Helping When You Have No Answers
One sign of a caring community is that individuals regularly reach out to each other for help. In many circumstances, we can best help by sharing our knowledge or suggesting solutions. Questions ranging from “What is the proper statistical analysis?” to “How can I improve my chances for an interview with this company?” allow us to give advice when a colleague needs help to solve a problem.
But how can we help when someone comes to us with a problem that cannot be solved – at least not with simple advice? Such situations occur when a friend or colleague is experiencing powerful emotions such as frustration, fear or sadness, or when coping with a difficult loss. When someone opens up to you in this way, you may not know what to say. You want to help, but this is a dilemma that can’t be readily fixed.
It can be a helpless feeling – not knowing what to say or how to fix it – and you may be tempted to search for some bit of advice to cheer the person up, such as reminding her of all that is going well or otherwise finding a silver lining. Most often, however, your efforts fall short, as it is quite difficult to talk someone into feeling better. Moreover, when we try to “fix” our friends’ emotional state, we can inadvertently place an extra burden on them to try to feel better for our sake, or to fake it, because we are uncomfortable sitting with the feelings that are troubling them.
So how can we help when we have no solutions? The answer lies in empathy.
To provide empathy is to accompany another individual in whatever he or she is feeling: to switch from a mindset of problem-solving to one of seeking to understand another person’s experience. So when someone shares, for example, that he is sad and frustrated that his grant didn’t get funded, or that he is feeling distraught after having yet another experiment fail, rather than search for answers, you may say something like, “That sounds like a difficult place to be. I’m here for you.” If we feel somewhat helpless in being unable to make things better for our friends, then we are likely experiencing a small dose of what they are carrying. And if we are willing to sit with them in that experience, then they are not alone.

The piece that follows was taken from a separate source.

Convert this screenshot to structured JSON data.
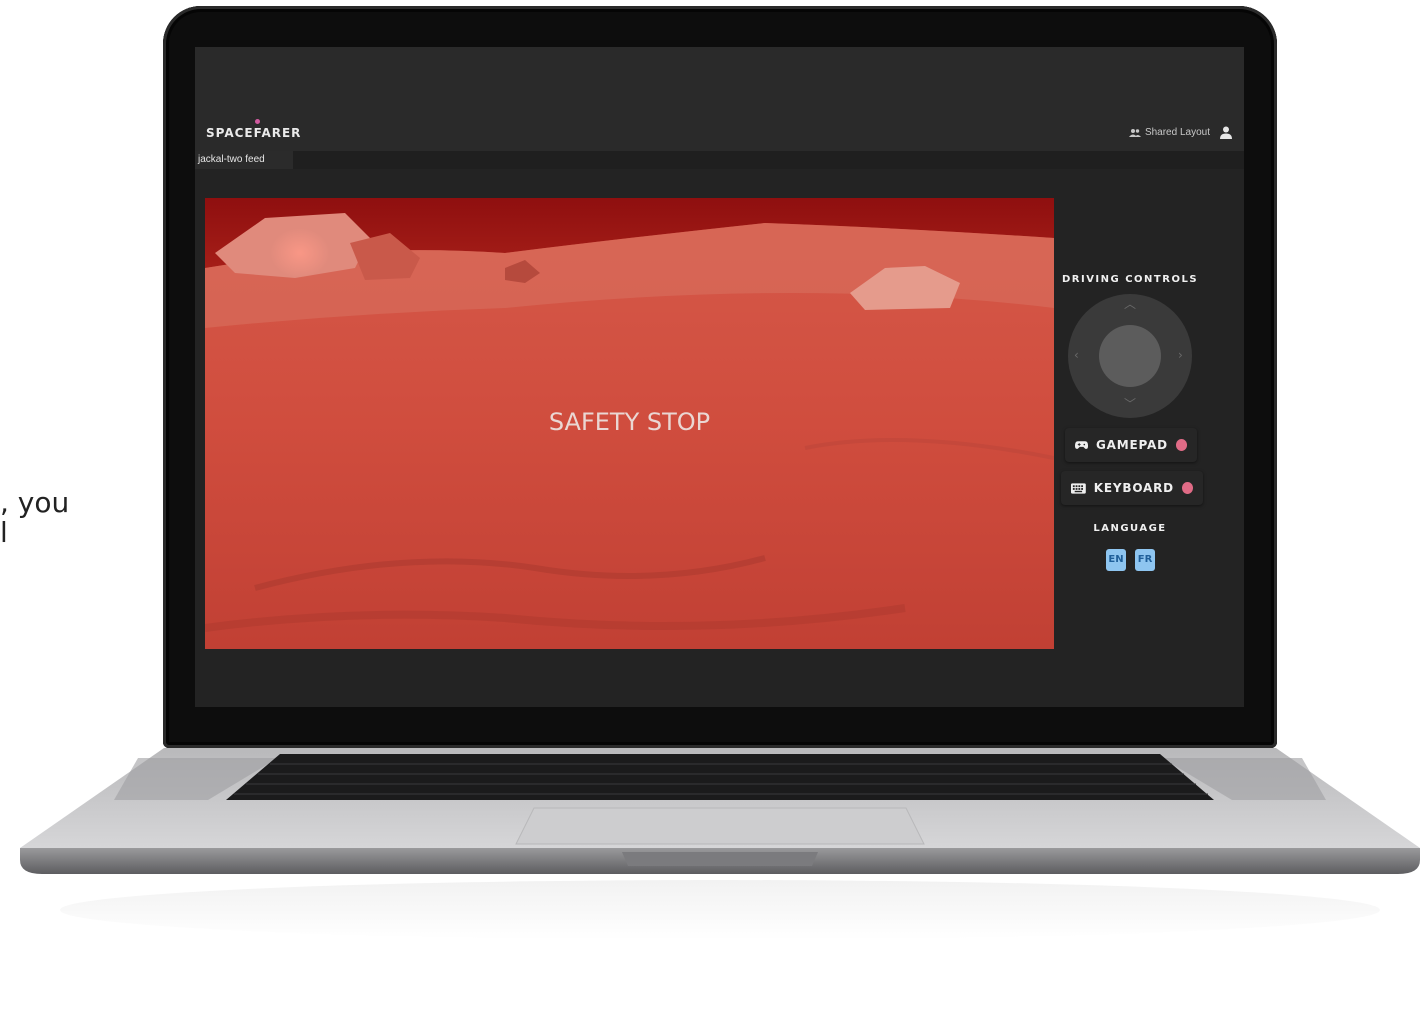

It might sound easy: simply sitting with someone rather than trying to fix their problem, but truly experiencing another person’s distress is pretty hard. It requires us to withhold judgment about whether our colleague’s emotional state makes sense. If they are experiencing the feeling, then it is real. A scientist doesn’t reject data that is unwanted or unexpected. Rather, she explores why the data look that way. Similarly, an empathetic friend doesn’t disallow someone else’s emotions just because they’re unpleasant. She instead seeks to learn what it’s like to feel them. In this regard, empathy emerges when we let our natural curiosity about the world extend to another person’s subjective experience. We are most empathetic when we genuinely want to know how it feels to be the person sitting beside us. And that can be the best help anyone can offer.